I started this blog so that I would have somewhere to put my old ideas. And I hoped in doing this my creative juices would start flowing. And then! I would see that my work was being looked at by someone and I would feel obligated to share more current ideas. This was all going to work perfectly. And naturally, it has. I’m organizing my studio. I’m readying myself for the creative burst. But I didn’t take into account the meditative state I get into when I am lying perfectly still for up to – if not over- an hour to get my toddler to sleep every night. And in that incredible state of being, interrupted by my own shushing response and phoney threats of abandonment to the singing of songs my two-year-old likes to yell. I come up with brilliant idea after brilliant idea. And each idea is perfectly worded and I don’t have to use any thesaurus to look up a better word for ‘perfect’ or ‘word’. It just comes to me. And I love myself. And life is good.
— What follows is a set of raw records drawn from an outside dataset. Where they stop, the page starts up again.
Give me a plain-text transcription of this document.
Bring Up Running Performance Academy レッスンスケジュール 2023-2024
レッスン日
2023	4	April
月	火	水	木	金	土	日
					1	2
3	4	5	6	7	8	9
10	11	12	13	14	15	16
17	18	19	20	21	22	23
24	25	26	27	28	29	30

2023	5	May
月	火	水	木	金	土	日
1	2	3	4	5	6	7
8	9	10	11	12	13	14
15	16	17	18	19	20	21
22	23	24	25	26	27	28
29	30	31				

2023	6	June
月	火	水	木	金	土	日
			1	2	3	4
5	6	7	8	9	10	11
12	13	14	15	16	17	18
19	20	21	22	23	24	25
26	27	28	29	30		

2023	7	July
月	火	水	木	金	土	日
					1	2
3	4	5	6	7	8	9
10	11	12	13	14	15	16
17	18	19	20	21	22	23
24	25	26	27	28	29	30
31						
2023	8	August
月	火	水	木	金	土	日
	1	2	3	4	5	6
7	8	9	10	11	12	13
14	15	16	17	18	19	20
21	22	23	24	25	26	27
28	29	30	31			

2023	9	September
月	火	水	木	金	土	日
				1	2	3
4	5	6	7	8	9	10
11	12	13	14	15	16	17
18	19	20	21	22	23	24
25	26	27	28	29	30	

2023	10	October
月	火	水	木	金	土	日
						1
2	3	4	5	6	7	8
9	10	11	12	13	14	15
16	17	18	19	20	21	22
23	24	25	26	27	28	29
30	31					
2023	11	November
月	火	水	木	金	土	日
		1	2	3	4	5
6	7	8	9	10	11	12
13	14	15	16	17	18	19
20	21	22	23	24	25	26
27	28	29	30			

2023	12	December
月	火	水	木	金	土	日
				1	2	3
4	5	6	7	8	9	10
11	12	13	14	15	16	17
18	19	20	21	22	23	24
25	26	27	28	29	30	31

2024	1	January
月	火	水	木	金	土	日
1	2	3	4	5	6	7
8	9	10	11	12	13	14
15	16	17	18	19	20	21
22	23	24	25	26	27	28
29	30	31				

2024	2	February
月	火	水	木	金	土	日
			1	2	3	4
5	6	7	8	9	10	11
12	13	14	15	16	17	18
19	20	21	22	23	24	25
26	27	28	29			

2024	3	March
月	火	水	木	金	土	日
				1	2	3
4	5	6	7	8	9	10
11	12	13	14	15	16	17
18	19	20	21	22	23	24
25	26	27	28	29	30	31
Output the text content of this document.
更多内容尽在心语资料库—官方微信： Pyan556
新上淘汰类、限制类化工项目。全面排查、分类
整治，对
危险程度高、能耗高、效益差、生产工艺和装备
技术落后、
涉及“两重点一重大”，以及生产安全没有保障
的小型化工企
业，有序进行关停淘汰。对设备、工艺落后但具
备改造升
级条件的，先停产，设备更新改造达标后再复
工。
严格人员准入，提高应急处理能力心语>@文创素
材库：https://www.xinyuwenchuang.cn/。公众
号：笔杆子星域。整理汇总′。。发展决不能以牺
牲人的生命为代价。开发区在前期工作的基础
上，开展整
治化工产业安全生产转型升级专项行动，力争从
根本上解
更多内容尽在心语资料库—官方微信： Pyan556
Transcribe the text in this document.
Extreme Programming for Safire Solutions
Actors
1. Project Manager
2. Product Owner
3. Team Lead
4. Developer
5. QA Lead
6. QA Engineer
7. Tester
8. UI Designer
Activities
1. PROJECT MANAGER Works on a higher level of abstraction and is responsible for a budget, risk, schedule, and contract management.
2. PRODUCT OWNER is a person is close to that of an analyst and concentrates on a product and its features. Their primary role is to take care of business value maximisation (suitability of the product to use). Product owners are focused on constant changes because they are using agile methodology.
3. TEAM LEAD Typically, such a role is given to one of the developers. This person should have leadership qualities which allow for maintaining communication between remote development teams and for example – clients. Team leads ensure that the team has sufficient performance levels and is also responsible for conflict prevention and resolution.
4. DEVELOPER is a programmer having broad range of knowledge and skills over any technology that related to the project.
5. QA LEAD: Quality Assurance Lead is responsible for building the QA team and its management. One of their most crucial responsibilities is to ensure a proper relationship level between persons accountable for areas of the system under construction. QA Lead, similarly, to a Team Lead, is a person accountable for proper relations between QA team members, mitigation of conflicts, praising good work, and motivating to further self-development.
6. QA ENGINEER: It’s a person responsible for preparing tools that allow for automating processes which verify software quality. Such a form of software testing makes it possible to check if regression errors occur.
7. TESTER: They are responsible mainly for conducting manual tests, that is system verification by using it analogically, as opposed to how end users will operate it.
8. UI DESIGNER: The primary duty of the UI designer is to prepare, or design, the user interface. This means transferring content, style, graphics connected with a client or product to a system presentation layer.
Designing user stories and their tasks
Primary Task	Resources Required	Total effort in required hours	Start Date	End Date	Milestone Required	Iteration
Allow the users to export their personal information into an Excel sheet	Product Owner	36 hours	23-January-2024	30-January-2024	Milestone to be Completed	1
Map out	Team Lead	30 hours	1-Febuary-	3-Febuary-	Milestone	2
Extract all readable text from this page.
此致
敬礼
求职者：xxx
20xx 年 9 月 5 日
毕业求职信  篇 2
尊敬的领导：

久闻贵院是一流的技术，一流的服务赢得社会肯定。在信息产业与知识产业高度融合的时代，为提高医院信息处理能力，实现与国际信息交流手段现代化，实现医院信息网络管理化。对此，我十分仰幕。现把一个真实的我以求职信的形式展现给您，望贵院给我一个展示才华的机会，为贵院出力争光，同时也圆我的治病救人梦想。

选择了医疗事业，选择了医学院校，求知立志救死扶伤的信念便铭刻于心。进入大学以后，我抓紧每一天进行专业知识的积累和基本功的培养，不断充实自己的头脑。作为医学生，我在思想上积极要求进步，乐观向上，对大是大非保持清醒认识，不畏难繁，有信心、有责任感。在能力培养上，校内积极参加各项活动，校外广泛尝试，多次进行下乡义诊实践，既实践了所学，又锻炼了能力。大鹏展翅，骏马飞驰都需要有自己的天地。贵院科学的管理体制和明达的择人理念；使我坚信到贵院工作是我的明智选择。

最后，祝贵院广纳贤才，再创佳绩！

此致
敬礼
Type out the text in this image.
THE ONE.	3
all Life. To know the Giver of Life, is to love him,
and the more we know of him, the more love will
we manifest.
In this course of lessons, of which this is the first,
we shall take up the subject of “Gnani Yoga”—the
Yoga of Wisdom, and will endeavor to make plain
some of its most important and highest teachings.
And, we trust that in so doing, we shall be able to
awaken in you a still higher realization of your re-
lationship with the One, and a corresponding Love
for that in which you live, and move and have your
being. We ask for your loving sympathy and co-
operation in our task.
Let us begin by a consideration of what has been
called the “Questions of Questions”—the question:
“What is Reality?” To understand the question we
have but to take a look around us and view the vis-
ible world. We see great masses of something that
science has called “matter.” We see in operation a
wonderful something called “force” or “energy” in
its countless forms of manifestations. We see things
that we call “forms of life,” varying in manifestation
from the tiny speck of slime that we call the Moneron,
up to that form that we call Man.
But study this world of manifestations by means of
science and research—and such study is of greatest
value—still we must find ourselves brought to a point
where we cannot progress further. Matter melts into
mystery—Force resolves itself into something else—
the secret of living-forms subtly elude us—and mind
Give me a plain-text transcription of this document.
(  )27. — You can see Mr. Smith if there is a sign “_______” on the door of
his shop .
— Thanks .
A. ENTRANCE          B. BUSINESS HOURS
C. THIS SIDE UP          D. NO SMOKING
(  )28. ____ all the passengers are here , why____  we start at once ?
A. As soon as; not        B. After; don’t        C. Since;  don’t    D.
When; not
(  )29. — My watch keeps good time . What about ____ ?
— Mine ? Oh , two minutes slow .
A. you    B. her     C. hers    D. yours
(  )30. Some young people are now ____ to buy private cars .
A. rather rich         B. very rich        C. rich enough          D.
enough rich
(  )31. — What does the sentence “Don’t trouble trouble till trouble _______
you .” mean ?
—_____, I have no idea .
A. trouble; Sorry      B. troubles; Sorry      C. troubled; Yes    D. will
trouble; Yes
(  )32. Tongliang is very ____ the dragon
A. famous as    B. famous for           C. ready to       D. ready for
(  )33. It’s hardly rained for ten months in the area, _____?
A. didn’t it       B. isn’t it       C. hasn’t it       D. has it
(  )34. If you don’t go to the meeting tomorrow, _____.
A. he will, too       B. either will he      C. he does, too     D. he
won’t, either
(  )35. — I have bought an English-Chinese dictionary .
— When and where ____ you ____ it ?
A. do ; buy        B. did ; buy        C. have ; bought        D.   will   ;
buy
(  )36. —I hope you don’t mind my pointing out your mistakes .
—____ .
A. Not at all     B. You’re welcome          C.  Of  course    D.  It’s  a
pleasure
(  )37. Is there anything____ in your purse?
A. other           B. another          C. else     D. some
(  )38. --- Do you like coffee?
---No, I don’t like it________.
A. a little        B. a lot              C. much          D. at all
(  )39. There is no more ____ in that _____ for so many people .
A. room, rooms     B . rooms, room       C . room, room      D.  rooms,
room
And then, I wait until the kid crashes and I have forgotten every single thing. Sometimes, I haven’t just forgotten the brilliant wording but the topic itself is gonzo. Gone with the mother fucking wind of a two-year-old laughing and spitting herself to sleep.
So I toddle into one of her brothers’ rooms and continue the ‘get to bed’ ritual with as much love and affection as I can possibly muster.
These deep breaths are getting me nowhere.
I miss myself.
Can someone put my kids to bed for me tonight? Please.